BEIRUT

Middle East

Israel detains dozens more Islamists in search for missing teens

Israeli soldiers try to force the shutters of a closed shop during an operation in a street of the West Bank town of Hebron on June 17, 2014 as Israeli forces broadened the search for three teenagers believed kidnapped by militants and imposed a tight closure of the town. AFP PHOTO/ HAZEM BADER

RAMALLAH: Israeli forces detained more than 40 Hamas militants Tuesday, the military said, in a West Bank crackdown on the Islamist group that is being conducted in tandem with a search for three missing teenagers.

Israel blames Hamas for the abduction of the Jewish seminary students, who went missing last Thursday. The Islamist movement, which does not recognize Israel's right to exist, has neither claimed nor denied responsibility for the kidnapping.

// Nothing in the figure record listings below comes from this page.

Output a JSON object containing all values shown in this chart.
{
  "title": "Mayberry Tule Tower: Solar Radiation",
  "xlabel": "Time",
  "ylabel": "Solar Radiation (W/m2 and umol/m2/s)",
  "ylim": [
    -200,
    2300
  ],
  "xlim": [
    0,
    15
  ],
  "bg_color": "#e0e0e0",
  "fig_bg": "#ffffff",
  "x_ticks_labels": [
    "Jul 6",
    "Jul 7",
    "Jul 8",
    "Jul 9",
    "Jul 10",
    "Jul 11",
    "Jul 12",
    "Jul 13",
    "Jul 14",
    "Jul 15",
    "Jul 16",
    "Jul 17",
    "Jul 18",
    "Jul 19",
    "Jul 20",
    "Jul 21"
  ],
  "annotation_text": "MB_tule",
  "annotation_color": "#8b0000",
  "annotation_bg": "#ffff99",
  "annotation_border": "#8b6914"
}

Since the disappearance of Gil-Ad Shaer and U.S.-Israeli national Naftali Fraenkel, both aged 16, and Eyal Yifrah, 19, Israeli raids have spread from house-to-house searches though darkened homes in Hebron, a Hamas stronghold, to other parts of the occupied West Bank.

"We are turning Hamas membership into a ticket to hell," Naftali Bennett, a far-right member of Prime Minister Benjamin Netanyahu's security cabinet, told army radio Tuesday.

The Palestinian Information Ministry accused Israel of inflicting collective punishment on Palestinians in the territory. "An entire population is being held hostage to the whims of the Israeli occupation," it said.

The Israeli military said it had detained 41 Hamas militants in overnight raids, raising to more than 200 the number arrested since Friday. Israel officials acknowledged the operation was two-fold - finding the missing teenagers and weakening Hamas.

Western-backed Palestinian President Mahmoud Abbas, who signed a unity government deal with Hamas in April, has condemned both the kidnapping and the Israeli raids.

Mirroring scenes played out in other Palestinian communities in the West Bank, Israeli soldiers filed through a street of shuttered homes and shops in the town of Jenin Tuesday, throwing stun grenades and firing rubber bullets at Palestinian stone-throwers who confronted them.

Israeli and Palestinian security sources said soldiers and police had wounded five Palestinians in Jenin and in clashes near the towns of Ramallah and Nablus.

In Gaza, Israel bombed four militant targets early Tuesday in response to rocket fire at southern Israel. There were no reported casualties in these incidents.

Netanyahu's security cabinet was scheduled to reconvene Tuesday to weigh further measures against Hamas.

One official, speaking on condition of anonymity, said they could include deporting West Bank Hamas leaders to Gaza.

Netanyahu said Monday that the effort to retrieve the three teenagers, who disappeared while hitchhiking in the West Bank, was complicated and that Israelis "must be prepared for the possibility it could take time".

Giora Eiland, a retired Israeli general, said the lack of progress in finding the teens, six days after they disappeared, signaled that the chances of finding them were dwindling.

But Eiland said the abductions had provided an opportunity to target Hamas in operations that could sabotage the new Palestinian unity government, which Israel shuns and whose formation it cited in freezing peace talks with Abbas in April.

"The fragile links between the (Abbas-led Palestinian) Authority and Hamas could become more of a crack," Eiland said on Israel Radio, a day after the Islamist group condemned as a "knife in the back" PA security cooperation with Israel.